T'balt thought out loud. "I guess an event like this could make a believer out of anybody. But is god really the simplest explanation?" he went back to laying out the pillows. But before he could get into a rhythm, he was interrupted by someone else.

The woman from earlier knelt next to him, bringing with her a strong scent of flowery perfume with a hint of dry blood. She started helping T'balt with his remaining pillows.

"Sorry. Was I moving too slow?" he apologized.

"Oh no. I just thought to help. I hope you don't mind." She reddened.

"No, not at all." Her blush made him blush, which led to a brief bit of awkwardness.

"Good," she said. "I didn't introduce myself earlier. I was so caught up with everyone. I'm Ellie. I'm a disciple of this church."

"Oh... T'balt Ferrier."

"Like the Shakespeare character?"

"Yeah. My mom's an English teacher. Usually people don't make that connection right away," he nervously laughed. "But my name doesn't have a 'y'. The T' goes straight to the B."

"I guess you could say I'm a huge nerd when it comes to books and such."

"I should've figured. Doctors do read a lot."

"Oh, I'm not a doctor."

"Oh, sorry. I figured with the way you were helping everyone… I mean, you're really good at it."

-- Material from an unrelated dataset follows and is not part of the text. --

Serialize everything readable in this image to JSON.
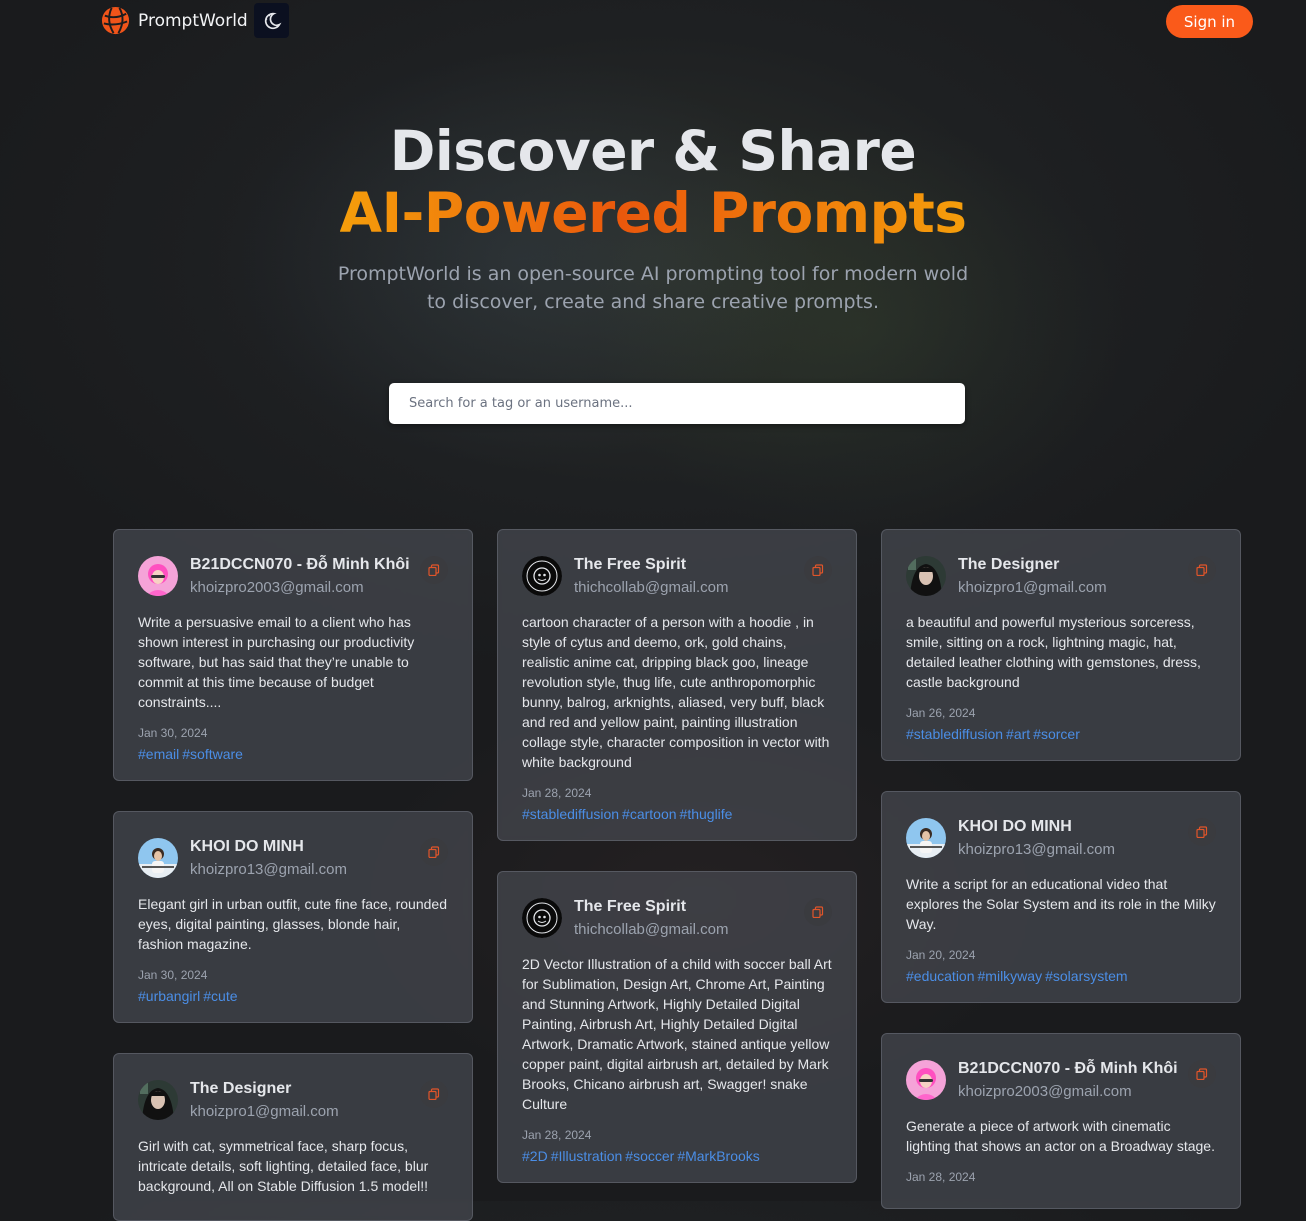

"No… That's the problem. I can't actually help anyone here." Her eyes dropped. "I just have some EMT training, but that's only gonna clean up some minor scrapes. Some of the people here have bad injuries and need serious attention. I don't think that girl's father will make it."

"This might be a stupid question. But why didn't they go to a hospital?"

"People here are just seeking shelter. They haven't heard anything from anyone. The hospitals are overwhelmed with patients, if not by monsters… They had nowhere else to go. It really is the rapture," she said, exhausting herself with the word.

T'balt didn't know how to respond, so he put his eyes back on distributing sheets.

"I'm sorry if I was eavesdropping, but it sounded like you knew the Redeemer before this," she said.

"Who?... Oh. Yeah."

"What kind of man is he really?"

"What do you mean?"

"I'm just… not sure about him. Anything you can tell me may reassure me that he speaks the truth," she said in her most earnest voice. She touched his arm. "I don't mean to imply anything."

"No. I understand. There's no need to worry. He is what he says he is." T'balt smiled at her, unsure if it was reassuring in any way. He didn't know why he told her that. He didn't believe it, but it wasn't in him to stir a panic, even if that meant he had to tell a bald-faced lie.

"Thank you." She flatly smiled.

"Listen. If there's any other way I can help. You just let me know." T'balt stood.

"Well, everyone's fine for now. We'll likely have more wounded filing in soon. Without an actual doctor, I'm going to get overwhelmed fast," said Ellie. "Maybe if you wouldn't mind helping me keep everyone as comfortable as possible. Especially the ones that… It's tough. I understand if you wouldn't want to."

"No. It's the least I could do."

She patted his hand in appreciation, but they were interrupted by a wave of sudden silence followed by shocked whispers.

"It's him."

"It's the Redeemer."

"He's coming."

Monan then paraded himself down the stairs, making his way through as the sea of people parted for his passing. Many of them backed away, bowing if they weren't ogling him.

His dark eyes shifted around the room until they singled out T'balt.

"You," he said. "We're going out."

Without waiting for a response, the man did a 180 and headed back up the stairs. All the stares and whispers shifted to T'balt, who was dumbfounded by the attention. Most of all from Ellie, who he had just promised to help.

"I'm sorry," he said, before following Monan up the stairs.